Saudi Arabia has also sought uranium enrichment technology.
At a U.S. Senate hearing in February, Sen. Edward Markey, a Democrat from Massachusetts, said, "I think what's happening in Japan is potentially contributing to an increased risk for nuclear proliferation in that region."
William Newcomb, who once served on a U.N. panel of experts handling economic sanctions against North Korea, weighed in on the issue by citing the historic June summit in Singapore between U.S. President Donald Trump and North Korean leader Kim Jong Un.
Newcomb suggested there could be enormous ramifications if the main result of that summit meeting was not denuclearization of the Korean Peninsula, but only a reduction of nuclear arms.
He said that could lead to other nations also producing nuclear weapons.

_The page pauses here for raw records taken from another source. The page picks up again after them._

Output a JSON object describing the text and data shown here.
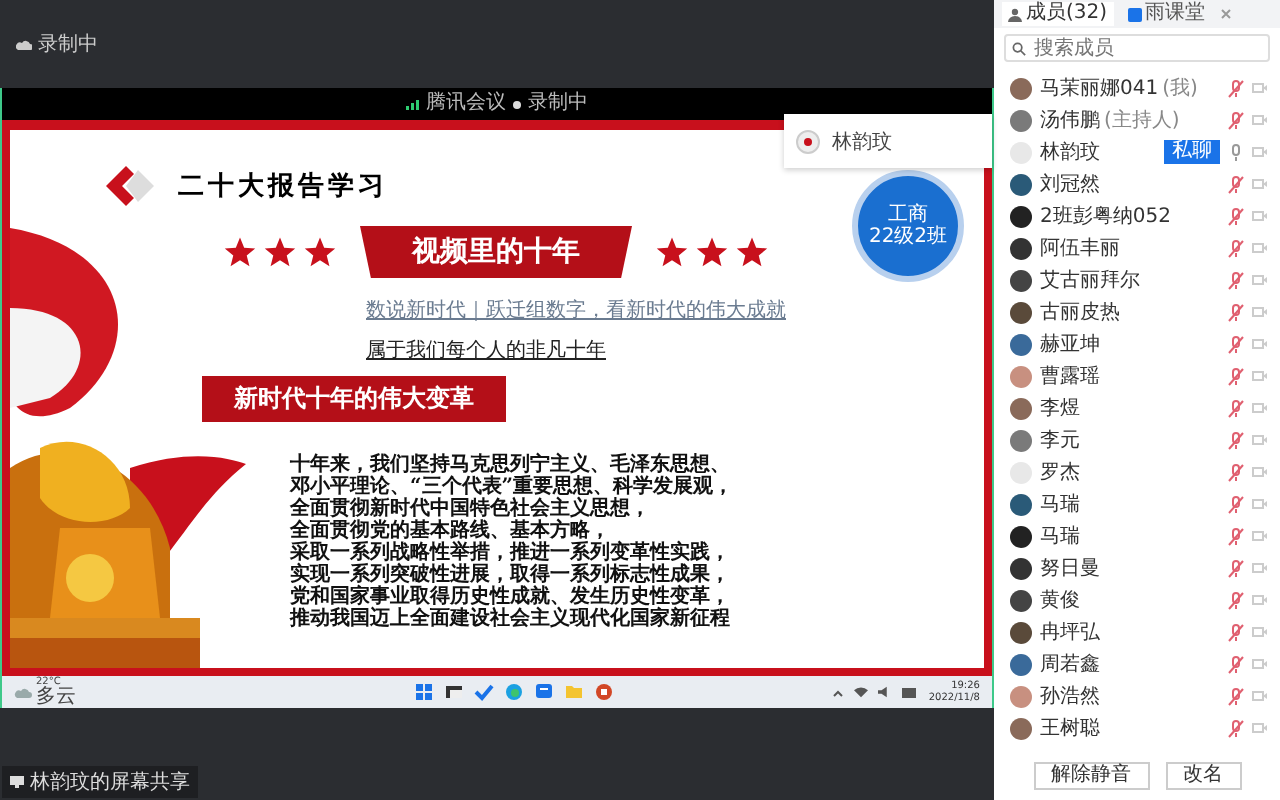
{
  "recording_label": "录制中",
  "share_bar": {
    "app": "腾讯会议",
    "recording": "录制中"
  },
  "slide": {
    "title": "二十大报告学习",
    "banner": "视频里的十年",
    "links": [
      "数说新时代｜跃迁组数字，看新时代的伟大成就",
      "属于我们每个人的非凡十年"
    ],
    "section": "新时代十年的伟大变革",
    "body": [
      "十年来，我们坚持马克思列宁主义、毛泽东思想、",
      "邓小平理论、“三个代表”重要思想、科学发展观，",
      "全面贯彻新时代中国特色社会主义思想，",
      "全面贯彻党的基本路线、基本方略，",
      "采取一系列战略性举措，推进一系列变革性实践，",
      "实现一系列突破性进展，取得一系列标志性成果，",
      "党和国家事业取得历史性成就、发生历史性变革，",
      "推动我国迈上全面建设社会主义现代化国家新征程"
    ],
    "stamp": [
      "工商",
      "22级2班"
    ]
  },
  "speaker_card": {
    "name": "林韵玟"
  },
  "taskbar": {
    "temperature": "22°C",
    "weather": "多云",
    "time": "19:26",
    "date": "2022/11/8"
  },
  "share_label": "林韵玟的屏幕共享",
  "panel": {
    "tabs": [
      {
        "label": "成员(32)",
        "selected": true
      },
      {
        "label": "雨课堂",
        "selected": false
      }
    ],
    "search": {
      "placeholder": "搜索成员"
    },
    "members": [
      {
        "name": "马茉丽娜041",
        "note": "(我)",
        "muted": true
      },
      {
        "name": "汤伟鹏",
        "note": "(主持人)",
        "muted": true
      },
      {
        "name": "林韵玟",
        "muted": false,
        "action": "私聊"
      },
      {
        "name": "刘冠然",
        "muted": true
      },
      {
        "name": "2班彭粤纳052",
        "muted": true
      },
      {
        "name": "阿伍丰丽",
        "muted": true
      },
      {
        "name": "艾古丽拜尔",
        "muted": true
      },
      {
        "name": "古丽皮热",
        "muted": true
      },
      {
        "name": "赫亚坤",
        "muted": true
      },
      {
        "name": "曹露瑶",
        "muted": true
      },
      {
        "name": "李煜",
        "muted": true
      },
      {
        "name": "李元",
        "muted": true
      },
      {
        "name": "罗杰",
        "muted": true
      },
      {
        "name": "马瑞",
        "muted": true
      },
      {
        "name": "马瑞",
        "muted": true
      },
      {
        "name": "努日曼",
        "muted": true
      },
      {
        "name": "黄俊",
        "muted": true
      },
      {
        "name": "冉坪弘",
        "muted": true
      },
      {
        "name": "周若鑫",
        "muted": true
      },
      {
        "name": "孙浩然",
        "muted": true
      },
      {
        "name": "王树聪",
        "muted": true
      }
    ],
    "buttons": [
      "解除静音",
      "改名"
    ]
  }
}
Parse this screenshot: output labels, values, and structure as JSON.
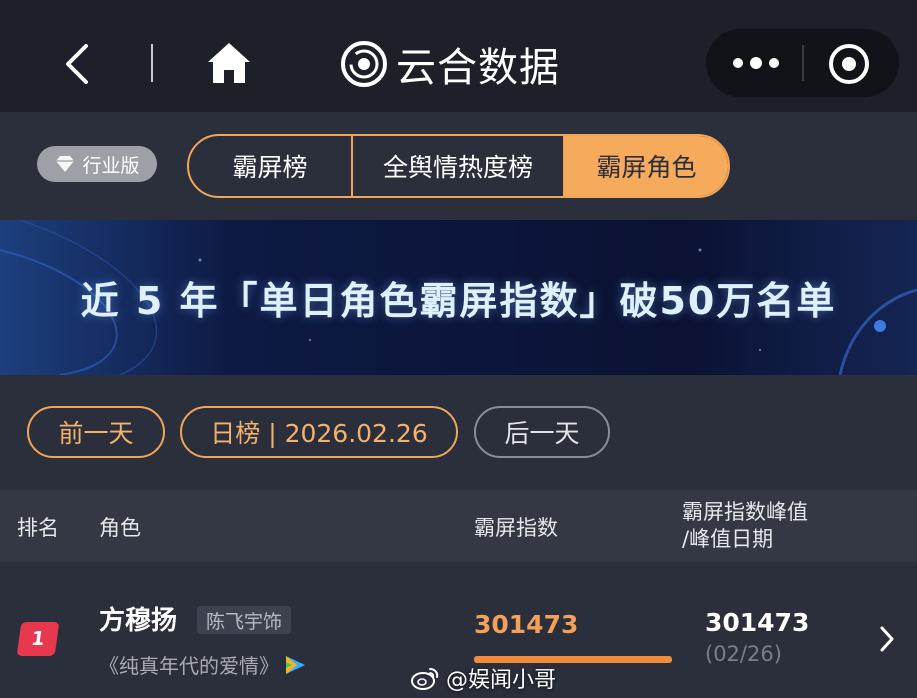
{
  "navbar": {
    "brand_name": "云合数据",
    "icons": [
      "back-icon",
      "home-icon",
      "brand-logo-icon",
      "more-icon",
      "close-circle-icon"
    ]
  },
  "tabrow": {
    "edition_label": "行业版",
    "tabs": [
      {
        "label": "霸屏榜",
        "active": false
      },
      {
        "label": "全舆情热度榜",
        "active": false
      },
      {
        "label": "霸屏角色",
        "active": true
      }
    ]
  },
  "banner": {
    "title": "近 5 年「单日角色霸屏指数」破50万名单"
  },
  "date_nav": {
    "prev_label": "前一天",
    "current_label": "日榜 | 2026.02.26",
    "next_label": "后一天"
  },
  "table": {
    "headers": {
      "rank": "排名",
      "role": "角色",
      "index": "霸屏指数",
      "peak_line1": "霸屏指数峰值",
      "peak_line2": "/峰值日期"
    },
    "rows": [
      {
        "rank": "1",
        "role_name": "方穆扬",
        "actor": "陈飞宇饰",
        "drama": "《纯真年代的爱情》",
        "score": "301473",
        "score_bar_fraction": 1.0,
        "peak_value": "301473",
        "peak_date": "(02/26)"
      }
    ]
  },
  "watermark": {
    "text": "@娱闻小哥"
  },
  "colors": {
    "accent_orange": "#f5aa5c",
    "rank_red": "#e8384f",
    "background": "#2b2e3b",
    "navbar": "#1e2029"
  }
}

"I mean who comes to mind quickly: Japan, Taiwan, Saudi Arabia, even Brazil," he said. "They all have the potential to do something very fast."
The present nuclear energy cooperation agreement with the United States went into effect in 1988. At that time, Japan held only a minimal amount of plutonium.
As construction proceeded with the Monju reactor, the Japanese government's plan to use reprocessed plutonium met little opposition because the technology seemed to offer such tremendous benefits.
At that time, Toichi Sakata was a councilor at the Japanese Embassy in Washington in charge of negotiating the nuclear energy cooperation agreement with the United States. Sakata, 69, would later serve as administrative vice minister of the Ministry of Education, Culture, Sports, Science and Technology.
Recalling that period, Sakata said: "Japan not only had an advanced nuclear energy program, but it had also produced solid results. It was also a state that could be trusted."
But in the 21 years between 1995, when a sodium leak at the Monju reactor forced a shutdown of operations, and 2016, when the government formally decided to scrap the facility, Japan's plutonium stockpile increased threefold.
"If the government is to continue its nuclear fuel recycling program, it will be insufficient to only revise its plutonium usage plan," Sakata said. "The only option available will be to show the world through specific results that it is serious about not holding surplus plutonium."